Brain Vibe

marketing muses to stay engaged

Data Governance More Than Ownership

When kicking off data management initiatives a large and key component is establishing the data stewards that represent the data that is collected, managed, and leveraged in business intelligence.  By having these data stewards, and subsequently a data management committee, companies feel safe that the proper data governance practices are going to be put in place.  Not so.  Ownership (=Stewardship)  does not equate to governance.

Many factors contribute to governance and business boundaries can quickly be broken down if you approach governance in business silos.  As you walk through your process of data collection you’ll quickly find that what is considered the preferred source of data may not be generated by the team that determines what should stay, what should be modified, and what should go.  In fact, depending on how you view the data, conflicts arise as to what is considered accurate, appropriate, of the contributing factor in decision and business point of view.

This is something I’ve run into recently when building a business intelligence solution for web analytics.  Even within my own department of advertising executives, views of what transactional data should be considered the record of source is up for grabs depending on who is the recipient of the information and how it is used.  Levels of accuracy vary depending on when data is needed, how it may be used for marketing optimizations, or if it will be used to actualize spending for billing.  Throw into the mix that data feeds coming from vendors are constantly changing as they actualize transactions over the course of days, weeks, and even months, and finding the truth in the data becomes a challenge that defies religious opinion on the subject.

Sorting through the challenges of governance to determine what makes data reliable requires looking at a variety of factors and allowing for multiple views and uses.

  • Reliability of source
  • Time of collection
  • Actualization
  • Business process affected/use of data in decisions
  • Degree of accuracy required

If you will notice, I do not include ownership.  This is the artificial governance.  Ownership in establishing governance only serves to create a framework around the above factors that creates credibility.  Ownership, and then the transformation to stewardship, serves to continuously monitor, enforce, and improve governance around data needs.

Start your data management off on the right foot, don’t confuse ownership with governance.
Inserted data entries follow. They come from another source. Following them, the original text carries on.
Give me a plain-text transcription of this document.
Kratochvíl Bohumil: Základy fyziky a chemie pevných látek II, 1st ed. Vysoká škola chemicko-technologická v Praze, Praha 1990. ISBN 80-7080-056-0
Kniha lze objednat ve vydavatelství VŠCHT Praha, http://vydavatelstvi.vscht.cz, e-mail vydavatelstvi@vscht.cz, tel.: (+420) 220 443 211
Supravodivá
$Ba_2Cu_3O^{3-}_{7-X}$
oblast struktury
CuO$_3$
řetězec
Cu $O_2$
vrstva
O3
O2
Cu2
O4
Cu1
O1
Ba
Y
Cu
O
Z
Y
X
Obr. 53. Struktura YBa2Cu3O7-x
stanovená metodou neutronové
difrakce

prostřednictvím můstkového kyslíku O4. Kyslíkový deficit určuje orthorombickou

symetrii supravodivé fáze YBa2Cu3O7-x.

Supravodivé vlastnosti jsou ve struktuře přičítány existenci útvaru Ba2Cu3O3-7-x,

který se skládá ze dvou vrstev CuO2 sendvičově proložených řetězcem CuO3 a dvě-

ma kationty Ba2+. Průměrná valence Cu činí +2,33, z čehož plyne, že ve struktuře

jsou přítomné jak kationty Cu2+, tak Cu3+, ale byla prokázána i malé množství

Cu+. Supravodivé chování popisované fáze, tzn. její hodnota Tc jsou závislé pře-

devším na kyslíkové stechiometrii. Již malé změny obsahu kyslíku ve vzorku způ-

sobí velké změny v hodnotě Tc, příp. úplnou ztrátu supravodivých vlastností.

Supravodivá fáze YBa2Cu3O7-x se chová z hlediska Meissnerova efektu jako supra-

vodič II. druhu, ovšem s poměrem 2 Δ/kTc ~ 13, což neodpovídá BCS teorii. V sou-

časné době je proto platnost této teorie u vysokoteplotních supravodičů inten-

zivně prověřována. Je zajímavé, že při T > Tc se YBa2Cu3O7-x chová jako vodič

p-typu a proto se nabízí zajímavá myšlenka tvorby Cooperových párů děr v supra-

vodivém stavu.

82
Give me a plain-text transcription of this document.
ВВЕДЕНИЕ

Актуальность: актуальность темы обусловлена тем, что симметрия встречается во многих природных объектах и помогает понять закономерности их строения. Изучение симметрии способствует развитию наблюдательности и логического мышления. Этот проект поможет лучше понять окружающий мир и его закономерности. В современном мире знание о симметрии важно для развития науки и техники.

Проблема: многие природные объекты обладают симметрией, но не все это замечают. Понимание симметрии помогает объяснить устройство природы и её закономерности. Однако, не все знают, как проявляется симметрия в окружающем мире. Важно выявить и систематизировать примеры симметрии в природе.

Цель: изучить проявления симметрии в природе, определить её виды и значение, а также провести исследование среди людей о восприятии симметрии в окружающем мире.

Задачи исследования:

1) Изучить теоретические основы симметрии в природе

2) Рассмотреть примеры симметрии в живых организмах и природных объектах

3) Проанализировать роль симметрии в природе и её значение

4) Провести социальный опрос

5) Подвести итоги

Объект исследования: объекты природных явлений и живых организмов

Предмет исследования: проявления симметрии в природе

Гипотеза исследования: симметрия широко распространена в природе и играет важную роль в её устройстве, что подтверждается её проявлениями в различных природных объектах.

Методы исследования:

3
Filed under: business intelligence, data quality, , , ,

Web Analytics: Caught Up In the Click

When I talk to my fellow search and online display marketers about web analytics, they look at me like I have two heads and crossed eyes.  They focus on optimizations made at the conversion – its the old marketing funnel. I care about who is converting and who is not.  Internet marketers say, “Who cares if you hit your target conversion volume at the right price when they could be the people that will leave you in a heart beat rather than be real customers with ongoing revenue?  Customer satisfaction, customer retention, that’s the job for Customer Service.”  Well, you should care.

Internet marketers need to think like their program marketers.  They need to be asking the same questions and align to their organizational goals.  The way to do this is through analysis of converter profiles and behavior analysis.  This way you do what we all say we should do:  target the right people, at the right time, with the right message/offer.  It isn’t enough to drive volume, you want to drive quality in that volume.  It is much more expensive to acquire new unfamiliar customers than it is to convert those that are already considering you or are you customers.  This is true whether it is internet marketing or offline marketing.  Why convert customers that will make a small purchase, then dump you later when you can convert a customer that is interested in your products now and later on?  Keep the short-timers in the mix at an optimal rate to maintain revenue, but it’s the long term customer that will be profitable in over time.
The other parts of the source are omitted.